In 1873 a man was convicted of manslaughter after causing the death of a seaman whose identity was never established.
On the 23rd November that year the schooner Emma was lying in Garston Docks when William Sargent, a 32 year old ship's mate, got into a row with a fellow crew member over a flannel shirt. The other seaman, an Irishman who had joined that day and whose name wasn't even known, struck a blow on Sargent and mentioned that he had a knife.
Sargent, who was scrubbing the deck at the time, then hit back with his brush and inflicted a wound over the right eye. This was not thought to be serious and was dressed by a chemist, with the man then going to bed but he died in the night.
The following month Sargent found himself up before Justice Quain at the Liverpool assizes, charged with manslaughter. Witnesses agreed in cross examination that the deceased was drunk at the time and had said on shore that it was his fault he was attacked. However in summing up the judge said that there was no evidence a knife was produced and Sargent had time to escape the situation.

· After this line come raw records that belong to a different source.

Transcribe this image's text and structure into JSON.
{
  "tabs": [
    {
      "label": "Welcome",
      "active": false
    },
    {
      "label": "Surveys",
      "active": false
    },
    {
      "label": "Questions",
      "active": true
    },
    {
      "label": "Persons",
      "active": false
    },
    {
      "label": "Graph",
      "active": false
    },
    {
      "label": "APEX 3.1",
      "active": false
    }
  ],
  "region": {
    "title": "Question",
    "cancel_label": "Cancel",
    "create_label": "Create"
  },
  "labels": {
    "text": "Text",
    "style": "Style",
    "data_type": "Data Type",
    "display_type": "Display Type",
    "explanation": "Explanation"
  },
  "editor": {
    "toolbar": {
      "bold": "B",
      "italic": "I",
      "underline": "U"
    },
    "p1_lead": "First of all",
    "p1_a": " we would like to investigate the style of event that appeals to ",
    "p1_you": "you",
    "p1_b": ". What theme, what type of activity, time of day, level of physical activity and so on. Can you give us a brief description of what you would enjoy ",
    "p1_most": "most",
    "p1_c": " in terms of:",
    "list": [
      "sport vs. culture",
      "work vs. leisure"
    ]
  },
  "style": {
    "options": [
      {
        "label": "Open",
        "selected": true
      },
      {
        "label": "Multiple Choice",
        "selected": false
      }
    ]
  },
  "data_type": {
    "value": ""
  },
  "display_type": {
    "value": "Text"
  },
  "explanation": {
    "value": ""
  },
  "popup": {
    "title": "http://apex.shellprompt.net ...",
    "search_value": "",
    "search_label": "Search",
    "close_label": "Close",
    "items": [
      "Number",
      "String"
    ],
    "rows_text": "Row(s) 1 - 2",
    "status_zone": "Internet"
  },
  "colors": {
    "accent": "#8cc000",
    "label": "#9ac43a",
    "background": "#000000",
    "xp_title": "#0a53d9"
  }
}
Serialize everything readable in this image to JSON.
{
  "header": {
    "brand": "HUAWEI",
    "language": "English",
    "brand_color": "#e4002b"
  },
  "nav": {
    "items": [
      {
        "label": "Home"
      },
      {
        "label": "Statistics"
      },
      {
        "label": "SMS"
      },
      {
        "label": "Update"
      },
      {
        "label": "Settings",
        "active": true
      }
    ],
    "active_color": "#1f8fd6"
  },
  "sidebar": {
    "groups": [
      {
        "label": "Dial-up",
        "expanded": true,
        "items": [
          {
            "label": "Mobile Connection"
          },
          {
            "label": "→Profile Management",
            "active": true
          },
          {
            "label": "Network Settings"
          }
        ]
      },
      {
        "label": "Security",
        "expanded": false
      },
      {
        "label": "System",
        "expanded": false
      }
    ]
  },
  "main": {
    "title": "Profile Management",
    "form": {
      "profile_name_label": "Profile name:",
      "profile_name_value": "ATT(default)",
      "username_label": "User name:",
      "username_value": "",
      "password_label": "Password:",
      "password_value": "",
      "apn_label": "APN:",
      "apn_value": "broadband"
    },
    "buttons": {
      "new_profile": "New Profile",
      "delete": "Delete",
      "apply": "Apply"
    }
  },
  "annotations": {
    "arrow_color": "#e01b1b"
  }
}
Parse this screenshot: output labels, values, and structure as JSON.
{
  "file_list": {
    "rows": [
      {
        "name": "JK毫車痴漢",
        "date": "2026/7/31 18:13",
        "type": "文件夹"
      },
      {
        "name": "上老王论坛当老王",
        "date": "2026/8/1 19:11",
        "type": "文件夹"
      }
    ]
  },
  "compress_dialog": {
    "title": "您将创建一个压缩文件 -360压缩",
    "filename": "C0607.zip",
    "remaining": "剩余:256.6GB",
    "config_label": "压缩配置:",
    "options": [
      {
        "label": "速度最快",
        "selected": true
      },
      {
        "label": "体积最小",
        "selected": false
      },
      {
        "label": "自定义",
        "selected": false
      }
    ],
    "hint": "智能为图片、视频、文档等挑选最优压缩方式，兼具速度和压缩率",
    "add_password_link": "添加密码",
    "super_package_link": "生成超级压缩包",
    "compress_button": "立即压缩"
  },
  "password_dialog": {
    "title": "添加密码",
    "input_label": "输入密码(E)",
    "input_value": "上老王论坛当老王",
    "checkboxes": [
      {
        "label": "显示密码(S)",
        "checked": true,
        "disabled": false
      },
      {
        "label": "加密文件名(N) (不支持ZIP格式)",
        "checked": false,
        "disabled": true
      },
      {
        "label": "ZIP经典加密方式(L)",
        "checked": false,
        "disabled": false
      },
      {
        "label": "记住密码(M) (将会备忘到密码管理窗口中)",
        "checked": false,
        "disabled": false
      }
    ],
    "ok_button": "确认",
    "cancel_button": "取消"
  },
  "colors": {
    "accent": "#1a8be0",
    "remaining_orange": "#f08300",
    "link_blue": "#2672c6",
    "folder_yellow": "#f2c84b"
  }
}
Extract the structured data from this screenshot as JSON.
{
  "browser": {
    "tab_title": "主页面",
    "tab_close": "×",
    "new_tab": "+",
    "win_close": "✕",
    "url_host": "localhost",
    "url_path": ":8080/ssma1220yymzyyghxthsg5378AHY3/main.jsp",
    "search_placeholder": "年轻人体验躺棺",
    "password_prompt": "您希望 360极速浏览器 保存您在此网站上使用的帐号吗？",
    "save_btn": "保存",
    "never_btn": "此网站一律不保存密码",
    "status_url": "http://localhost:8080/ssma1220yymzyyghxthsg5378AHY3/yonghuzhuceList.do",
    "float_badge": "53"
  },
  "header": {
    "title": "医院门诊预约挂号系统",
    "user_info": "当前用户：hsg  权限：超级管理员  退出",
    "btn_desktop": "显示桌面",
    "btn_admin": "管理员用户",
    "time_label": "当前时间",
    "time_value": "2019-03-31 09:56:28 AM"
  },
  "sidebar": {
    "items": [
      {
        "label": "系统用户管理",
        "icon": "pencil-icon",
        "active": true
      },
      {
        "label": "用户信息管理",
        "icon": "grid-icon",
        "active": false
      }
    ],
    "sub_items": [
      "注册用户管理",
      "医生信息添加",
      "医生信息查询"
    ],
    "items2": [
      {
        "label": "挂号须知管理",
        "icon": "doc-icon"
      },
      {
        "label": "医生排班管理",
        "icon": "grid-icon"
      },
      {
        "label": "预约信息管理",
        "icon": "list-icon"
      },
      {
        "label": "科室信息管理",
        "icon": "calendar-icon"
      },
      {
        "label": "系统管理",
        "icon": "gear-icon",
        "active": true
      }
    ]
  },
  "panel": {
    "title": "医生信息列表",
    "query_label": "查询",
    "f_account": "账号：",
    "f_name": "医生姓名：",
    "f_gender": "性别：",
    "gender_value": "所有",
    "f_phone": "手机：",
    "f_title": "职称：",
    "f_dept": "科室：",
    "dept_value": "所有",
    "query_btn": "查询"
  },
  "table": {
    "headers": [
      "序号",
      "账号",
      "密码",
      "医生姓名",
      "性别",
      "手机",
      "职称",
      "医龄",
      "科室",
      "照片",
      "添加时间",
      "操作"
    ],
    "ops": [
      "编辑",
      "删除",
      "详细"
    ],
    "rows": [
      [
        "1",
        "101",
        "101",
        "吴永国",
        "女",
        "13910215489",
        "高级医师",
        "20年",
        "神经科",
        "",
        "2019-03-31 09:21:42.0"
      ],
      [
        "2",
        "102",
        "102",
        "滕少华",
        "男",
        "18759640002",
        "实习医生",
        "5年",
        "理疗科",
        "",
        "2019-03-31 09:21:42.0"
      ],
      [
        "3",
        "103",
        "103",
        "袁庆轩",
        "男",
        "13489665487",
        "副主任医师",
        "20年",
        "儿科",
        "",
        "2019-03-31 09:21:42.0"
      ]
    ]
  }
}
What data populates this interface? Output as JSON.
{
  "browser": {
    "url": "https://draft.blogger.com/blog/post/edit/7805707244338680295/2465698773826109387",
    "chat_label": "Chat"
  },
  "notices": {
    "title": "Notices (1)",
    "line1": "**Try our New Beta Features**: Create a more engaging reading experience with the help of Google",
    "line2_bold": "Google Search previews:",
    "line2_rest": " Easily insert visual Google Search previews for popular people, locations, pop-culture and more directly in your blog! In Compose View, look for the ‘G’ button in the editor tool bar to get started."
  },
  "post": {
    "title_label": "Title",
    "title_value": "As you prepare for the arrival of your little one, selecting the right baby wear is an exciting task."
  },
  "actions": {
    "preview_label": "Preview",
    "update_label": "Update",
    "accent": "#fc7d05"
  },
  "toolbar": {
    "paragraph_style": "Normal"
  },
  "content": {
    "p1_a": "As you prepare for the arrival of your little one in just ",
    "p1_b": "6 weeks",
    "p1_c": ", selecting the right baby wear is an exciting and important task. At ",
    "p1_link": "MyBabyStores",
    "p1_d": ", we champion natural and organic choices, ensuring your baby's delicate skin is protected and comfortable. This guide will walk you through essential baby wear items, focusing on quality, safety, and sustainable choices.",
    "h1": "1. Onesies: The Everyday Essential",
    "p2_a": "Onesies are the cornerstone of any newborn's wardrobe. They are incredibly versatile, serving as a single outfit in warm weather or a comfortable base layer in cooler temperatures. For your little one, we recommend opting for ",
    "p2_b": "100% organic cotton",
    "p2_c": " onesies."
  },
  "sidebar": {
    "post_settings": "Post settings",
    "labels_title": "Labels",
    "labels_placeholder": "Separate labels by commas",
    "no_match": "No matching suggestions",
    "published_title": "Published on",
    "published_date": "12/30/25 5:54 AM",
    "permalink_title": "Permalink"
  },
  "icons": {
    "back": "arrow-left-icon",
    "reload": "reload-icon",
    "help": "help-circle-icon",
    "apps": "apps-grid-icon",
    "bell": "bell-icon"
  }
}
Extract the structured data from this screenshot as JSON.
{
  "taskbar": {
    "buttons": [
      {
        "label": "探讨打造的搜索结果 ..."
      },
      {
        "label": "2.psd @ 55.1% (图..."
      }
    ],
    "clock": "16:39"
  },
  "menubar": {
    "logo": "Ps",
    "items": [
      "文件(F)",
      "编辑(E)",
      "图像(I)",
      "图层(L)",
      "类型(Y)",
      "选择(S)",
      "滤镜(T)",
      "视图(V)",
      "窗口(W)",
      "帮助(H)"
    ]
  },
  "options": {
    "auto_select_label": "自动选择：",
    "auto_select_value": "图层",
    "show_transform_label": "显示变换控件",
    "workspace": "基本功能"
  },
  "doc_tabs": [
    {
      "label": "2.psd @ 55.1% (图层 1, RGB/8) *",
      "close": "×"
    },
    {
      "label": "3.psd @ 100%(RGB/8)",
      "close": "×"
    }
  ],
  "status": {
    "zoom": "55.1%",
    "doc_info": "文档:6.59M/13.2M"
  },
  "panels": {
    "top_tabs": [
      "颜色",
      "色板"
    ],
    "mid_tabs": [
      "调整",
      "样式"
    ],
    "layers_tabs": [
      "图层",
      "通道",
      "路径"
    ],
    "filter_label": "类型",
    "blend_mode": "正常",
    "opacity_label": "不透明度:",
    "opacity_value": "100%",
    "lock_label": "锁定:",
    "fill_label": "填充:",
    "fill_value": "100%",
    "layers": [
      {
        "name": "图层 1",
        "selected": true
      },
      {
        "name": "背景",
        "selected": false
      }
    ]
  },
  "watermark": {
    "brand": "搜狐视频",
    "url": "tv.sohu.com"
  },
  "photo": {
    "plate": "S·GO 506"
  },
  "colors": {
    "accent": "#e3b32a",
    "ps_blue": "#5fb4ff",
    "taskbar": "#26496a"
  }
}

After the jury returned a guilty verdict, his defence counsel passed a reference from Sargent's officer at the Royal Navy reserve, saying he had been a member since 1867 and always attentive at drill. Justice Quain then said that due to the previous good character and the rashness of the act which he acknowledged did not intend to cause serious harm, he would be lenient. He then sentenced Sargent to three months hard labour.